Journal of the American Chemical Society | 2008
Magdalena Gauden; Alessandro Pezzella; Lucia Panzella; Maria Teresa Neves-Petersen; Esben Skovsen; Steffen B. Petersen; K Mullen; Alessandra Napolitano; Marco d'Ischia; Villy Sundström
Ultrafast time-resolved fluorescence spectroscopy has been used to investigate the excited-state dynamics of the basic eumelanin building block 5,6-dihydroxyindole-2-carboxylic acid (DHICA), its acetylated, methylated, and carboxylic ester derivatives, and two oligomers, a dimer and a trimer in the O-acetylated forms.
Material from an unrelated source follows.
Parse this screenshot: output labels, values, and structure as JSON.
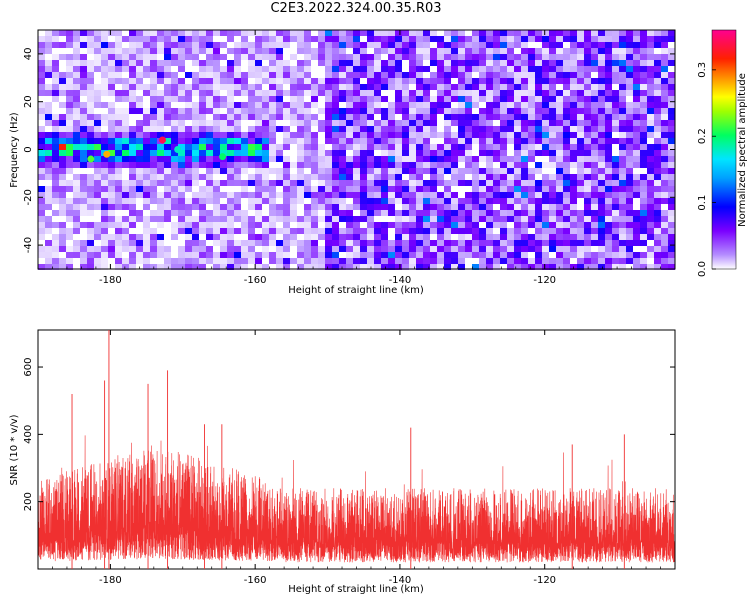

The results show that (1) excited-state decays are faster for the trimer relative to the monomer; (2) for parent DHICA, excited-state lifetimes are much shorter in aqueous acidic medium (380 ps) as compared to organic solvent (acetonitrile, 2.6 ns); and (3) variation of fluorescence spectra and excited-state dynamics can be understood as a result of excited-state intramolecular proton transfer (ESIPT). The dependence on the DHICA oligomer size of the excited-state deactivation and its ESIPT mechanism provides important insight into the photostability and the photoprotective function of eumelanin. Mechanistic analogies with the corresponding processes in DNA and other biomolecules are recognized.